Thematic point mapping - Housing "starts"

(NOTE: This was not an Algonquin course assignment, but, rather, one of my personal projects.)

Shading polygons (eg: states or provinces) with a chromatic theme where the colours correlate to size-classes based on the numeric range of your data is one thing.  What happens when, rather than polygons, you have points to map?

Such is the case when you wish to portray city data.  Examples may include sales/inventory data for your warehouse operations.  Or crime-rates, average income, even "physical geography" data, such as "days-of-sunshine".  In this case, it is new house construction, or housing starts.

In "topology" theory, a point is infinitesimally small; it has no dimension.  An arc has length and direction, a polygon has area, perimeter, number of points, etc.  But a point?  Now, there is of course the basic topology characteristics of a point that it shares with arcs and polygons, namely, its relationship to other topological features (ie: "left polygon / right polygon", "to/from"), if it is part of other arcs or polygons.  That is, if it is a node.

That's the problem you get when your points are cities.  They basically sit there in space!  They are not connected to arcs (unless you plot roads), nor polygons (unless you plot county or municipal boundaries ... but then they become polygons and are no longer points, are they?!), so they are not nodes.  They do, however, have spatial, X-Y co-ordinates.

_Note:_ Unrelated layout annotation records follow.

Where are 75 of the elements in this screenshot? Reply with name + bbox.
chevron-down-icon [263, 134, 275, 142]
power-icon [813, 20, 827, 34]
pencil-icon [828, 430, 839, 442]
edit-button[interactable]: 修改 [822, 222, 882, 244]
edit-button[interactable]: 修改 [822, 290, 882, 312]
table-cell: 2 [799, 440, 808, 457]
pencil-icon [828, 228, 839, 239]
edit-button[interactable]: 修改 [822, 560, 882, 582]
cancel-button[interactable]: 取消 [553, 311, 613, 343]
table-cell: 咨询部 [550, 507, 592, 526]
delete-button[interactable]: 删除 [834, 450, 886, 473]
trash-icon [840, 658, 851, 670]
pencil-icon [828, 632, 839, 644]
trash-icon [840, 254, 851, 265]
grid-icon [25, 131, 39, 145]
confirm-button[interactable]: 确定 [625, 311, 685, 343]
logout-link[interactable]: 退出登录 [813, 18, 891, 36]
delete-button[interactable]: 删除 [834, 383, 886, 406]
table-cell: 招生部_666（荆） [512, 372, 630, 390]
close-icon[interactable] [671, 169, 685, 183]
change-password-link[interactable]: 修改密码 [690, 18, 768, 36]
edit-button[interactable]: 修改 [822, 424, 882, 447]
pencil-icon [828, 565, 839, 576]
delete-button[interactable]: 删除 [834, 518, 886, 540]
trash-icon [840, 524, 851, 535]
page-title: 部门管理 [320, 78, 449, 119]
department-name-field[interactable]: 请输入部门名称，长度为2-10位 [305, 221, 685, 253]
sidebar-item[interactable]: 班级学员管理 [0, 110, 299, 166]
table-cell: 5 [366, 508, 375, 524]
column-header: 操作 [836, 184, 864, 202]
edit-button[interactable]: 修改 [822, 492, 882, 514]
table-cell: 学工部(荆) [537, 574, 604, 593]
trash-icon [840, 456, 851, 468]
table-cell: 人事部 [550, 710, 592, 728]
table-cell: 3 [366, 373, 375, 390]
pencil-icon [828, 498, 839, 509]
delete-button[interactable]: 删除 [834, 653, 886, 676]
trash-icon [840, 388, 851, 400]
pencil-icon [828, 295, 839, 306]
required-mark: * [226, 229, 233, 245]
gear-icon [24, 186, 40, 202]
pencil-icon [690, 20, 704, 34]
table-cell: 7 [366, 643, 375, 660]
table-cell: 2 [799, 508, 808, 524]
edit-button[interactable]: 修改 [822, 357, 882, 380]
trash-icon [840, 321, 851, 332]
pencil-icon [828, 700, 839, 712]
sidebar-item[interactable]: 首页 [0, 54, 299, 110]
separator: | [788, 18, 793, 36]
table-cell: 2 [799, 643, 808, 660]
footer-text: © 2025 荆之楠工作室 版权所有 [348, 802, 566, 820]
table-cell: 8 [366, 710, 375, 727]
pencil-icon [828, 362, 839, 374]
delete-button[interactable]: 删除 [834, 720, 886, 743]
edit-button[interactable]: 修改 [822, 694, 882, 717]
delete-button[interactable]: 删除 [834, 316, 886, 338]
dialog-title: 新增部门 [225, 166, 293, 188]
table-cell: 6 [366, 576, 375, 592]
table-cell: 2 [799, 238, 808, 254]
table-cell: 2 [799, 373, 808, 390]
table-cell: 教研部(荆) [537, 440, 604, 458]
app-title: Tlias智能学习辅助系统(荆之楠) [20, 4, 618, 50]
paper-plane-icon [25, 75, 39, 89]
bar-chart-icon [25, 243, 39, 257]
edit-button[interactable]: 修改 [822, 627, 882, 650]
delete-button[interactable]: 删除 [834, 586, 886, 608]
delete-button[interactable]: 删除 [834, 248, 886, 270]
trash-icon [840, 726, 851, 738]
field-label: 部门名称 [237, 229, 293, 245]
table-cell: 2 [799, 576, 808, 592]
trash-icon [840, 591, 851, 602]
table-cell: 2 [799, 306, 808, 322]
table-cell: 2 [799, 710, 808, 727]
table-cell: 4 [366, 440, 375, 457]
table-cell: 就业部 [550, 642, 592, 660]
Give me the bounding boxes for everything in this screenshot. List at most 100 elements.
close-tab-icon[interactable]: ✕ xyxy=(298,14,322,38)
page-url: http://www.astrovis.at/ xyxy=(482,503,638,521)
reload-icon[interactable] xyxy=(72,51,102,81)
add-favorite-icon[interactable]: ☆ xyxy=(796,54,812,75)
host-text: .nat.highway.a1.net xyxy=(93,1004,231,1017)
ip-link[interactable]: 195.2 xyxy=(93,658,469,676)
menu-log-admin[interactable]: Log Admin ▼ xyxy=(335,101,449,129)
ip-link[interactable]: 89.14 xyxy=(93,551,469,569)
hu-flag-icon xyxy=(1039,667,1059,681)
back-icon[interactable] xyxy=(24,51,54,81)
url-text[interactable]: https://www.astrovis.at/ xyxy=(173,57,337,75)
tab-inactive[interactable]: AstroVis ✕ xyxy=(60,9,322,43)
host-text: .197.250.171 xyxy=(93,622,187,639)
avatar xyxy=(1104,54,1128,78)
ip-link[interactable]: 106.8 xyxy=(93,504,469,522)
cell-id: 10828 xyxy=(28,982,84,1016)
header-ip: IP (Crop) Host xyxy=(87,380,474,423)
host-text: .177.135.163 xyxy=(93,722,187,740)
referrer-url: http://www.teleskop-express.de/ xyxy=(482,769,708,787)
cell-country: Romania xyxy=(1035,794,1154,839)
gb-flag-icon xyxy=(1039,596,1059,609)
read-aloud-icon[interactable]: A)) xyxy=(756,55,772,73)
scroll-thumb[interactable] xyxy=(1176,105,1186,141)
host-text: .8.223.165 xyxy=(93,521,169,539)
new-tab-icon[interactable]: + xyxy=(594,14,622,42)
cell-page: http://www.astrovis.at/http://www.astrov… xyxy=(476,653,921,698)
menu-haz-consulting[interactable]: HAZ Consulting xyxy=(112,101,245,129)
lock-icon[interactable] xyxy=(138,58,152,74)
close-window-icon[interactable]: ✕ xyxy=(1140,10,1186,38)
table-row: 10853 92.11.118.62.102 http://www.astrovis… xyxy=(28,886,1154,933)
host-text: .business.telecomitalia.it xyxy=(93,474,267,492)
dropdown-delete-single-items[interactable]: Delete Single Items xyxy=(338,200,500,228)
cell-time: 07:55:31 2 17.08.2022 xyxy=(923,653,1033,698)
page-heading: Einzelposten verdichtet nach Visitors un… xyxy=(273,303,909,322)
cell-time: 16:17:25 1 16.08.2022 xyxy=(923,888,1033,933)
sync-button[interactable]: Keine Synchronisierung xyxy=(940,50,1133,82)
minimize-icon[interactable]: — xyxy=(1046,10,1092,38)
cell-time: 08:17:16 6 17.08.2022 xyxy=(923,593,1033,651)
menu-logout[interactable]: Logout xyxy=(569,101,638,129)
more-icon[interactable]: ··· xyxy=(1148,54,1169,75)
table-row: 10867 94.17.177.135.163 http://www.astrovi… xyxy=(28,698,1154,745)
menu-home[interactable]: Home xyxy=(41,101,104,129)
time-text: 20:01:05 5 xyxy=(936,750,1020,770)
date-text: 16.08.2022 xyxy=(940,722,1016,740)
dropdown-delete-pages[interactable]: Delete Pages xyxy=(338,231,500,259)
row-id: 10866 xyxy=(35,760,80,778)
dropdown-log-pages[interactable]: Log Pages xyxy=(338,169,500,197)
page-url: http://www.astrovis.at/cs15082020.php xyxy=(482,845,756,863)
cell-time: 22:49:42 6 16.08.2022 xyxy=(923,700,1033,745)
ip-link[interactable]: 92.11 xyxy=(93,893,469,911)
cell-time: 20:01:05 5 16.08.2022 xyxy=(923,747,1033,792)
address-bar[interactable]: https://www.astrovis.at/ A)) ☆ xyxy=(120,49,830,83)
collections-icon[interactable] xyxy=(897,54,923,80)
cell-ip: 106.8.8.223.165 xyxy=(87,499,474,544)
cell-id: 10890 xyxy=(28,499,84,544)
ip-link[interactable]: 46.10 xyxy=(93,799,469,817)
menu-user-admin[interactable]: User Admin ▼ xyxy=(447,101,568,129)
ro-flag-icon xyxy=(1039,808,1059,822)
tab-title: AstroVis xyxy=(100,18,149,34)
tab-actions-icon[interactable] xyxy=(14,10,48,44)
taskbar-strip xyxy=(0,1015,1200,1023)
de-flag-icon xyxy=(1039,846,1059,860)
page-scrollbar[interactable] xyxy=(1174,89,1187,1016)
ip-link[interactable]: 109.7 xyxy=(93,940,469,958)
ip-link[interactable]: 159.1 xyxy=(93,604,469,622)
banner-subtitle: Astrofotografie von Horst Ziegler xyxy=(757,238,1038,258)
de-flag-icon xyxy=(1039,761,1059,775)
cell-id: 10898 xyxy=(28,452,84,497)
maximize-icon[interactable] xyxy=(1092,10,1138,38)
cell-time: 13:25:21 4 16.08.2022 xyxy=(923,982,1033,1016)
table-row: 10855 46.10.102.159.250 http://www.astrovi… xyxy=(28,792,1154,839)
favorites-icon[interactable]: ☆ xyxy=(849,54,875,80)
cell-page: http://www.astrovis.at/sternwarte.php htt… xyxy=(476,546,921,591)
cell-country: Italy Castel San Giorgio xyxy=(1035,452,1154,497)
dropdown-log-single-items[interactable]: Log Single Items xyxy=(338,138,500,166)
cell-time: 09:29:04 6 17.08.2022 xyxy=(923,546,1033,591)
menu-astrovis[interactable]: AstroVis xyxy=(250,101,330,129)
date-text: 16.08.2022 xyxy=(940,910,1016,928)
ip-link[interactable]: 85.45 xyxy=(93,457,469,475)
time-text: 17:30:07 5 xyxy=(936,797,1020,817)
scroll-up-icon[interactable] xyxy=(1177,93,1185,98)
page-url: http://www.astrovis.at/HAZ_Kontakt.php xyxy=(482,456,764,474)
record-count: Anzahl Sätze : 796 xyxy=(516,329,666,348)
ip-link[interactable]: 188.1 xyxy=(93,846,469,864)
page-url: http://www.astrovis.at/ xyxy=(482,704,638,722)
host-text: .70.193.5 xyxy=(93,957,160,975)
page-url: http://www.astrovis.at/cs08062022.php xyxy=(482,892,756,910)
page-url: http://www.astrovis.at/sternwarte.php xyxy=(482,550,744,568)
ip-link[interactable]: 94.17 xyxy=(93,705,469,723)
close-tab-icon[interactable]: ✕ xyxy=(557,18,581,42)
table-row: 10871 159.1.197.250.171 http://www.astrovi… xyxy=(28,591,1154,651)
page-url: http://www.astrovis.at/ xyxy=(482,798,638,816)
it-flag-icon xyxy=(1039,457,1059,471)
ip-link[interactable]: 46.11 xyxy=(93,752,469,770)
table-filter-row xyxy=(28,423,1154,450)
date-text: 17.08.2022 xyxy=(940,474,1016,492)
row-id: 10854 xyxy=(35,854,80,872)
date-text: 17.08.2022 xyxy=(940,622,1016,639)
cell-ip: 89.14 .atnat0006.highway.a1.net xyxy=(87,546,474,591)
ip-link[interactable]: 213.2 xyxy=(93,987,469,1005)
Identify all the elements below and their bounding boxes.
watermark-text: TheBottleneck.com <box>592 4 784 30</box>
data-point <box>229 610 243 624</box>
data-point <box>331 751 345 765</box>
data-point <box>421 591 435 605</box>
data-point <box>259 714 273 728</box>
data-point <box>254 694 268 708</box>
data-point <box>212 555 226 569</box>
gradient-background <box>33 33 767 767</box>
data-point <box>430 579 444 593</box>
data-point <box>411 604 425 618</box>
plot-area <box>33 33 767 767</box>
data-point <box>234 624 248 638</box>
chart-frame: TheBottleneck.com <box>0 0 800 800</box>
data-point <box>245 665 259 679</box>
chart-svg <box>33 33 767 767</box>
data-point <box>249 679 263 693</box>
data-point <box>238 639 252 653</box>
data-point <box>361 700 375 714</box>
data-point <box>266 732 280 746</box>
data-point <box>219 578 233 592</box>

So how do you create a thematic map of point data?  Basically, you end up creating circles as "quasi-polygons" (a circle for each city, for instance).  MapInfo and ArcView give you a wide range of options in this case, and I've just started working with MS MapPoint 2000 which also provides this function (though I still have not figured out how to show 2 themes in MapPoint - help!).  You can do this in 2 ways:

• size of circle, or
• colour of circle.
The map below, based on recent housing data from both the Canadian and US governments, uses the 2nd option.  The 1st option (size) would probably have had more impact in displaying the "hottest" markets, but in the eastern part of North America, where the big cities are so close together, it would have created quite an incomprehensible mess; I know, I tried it.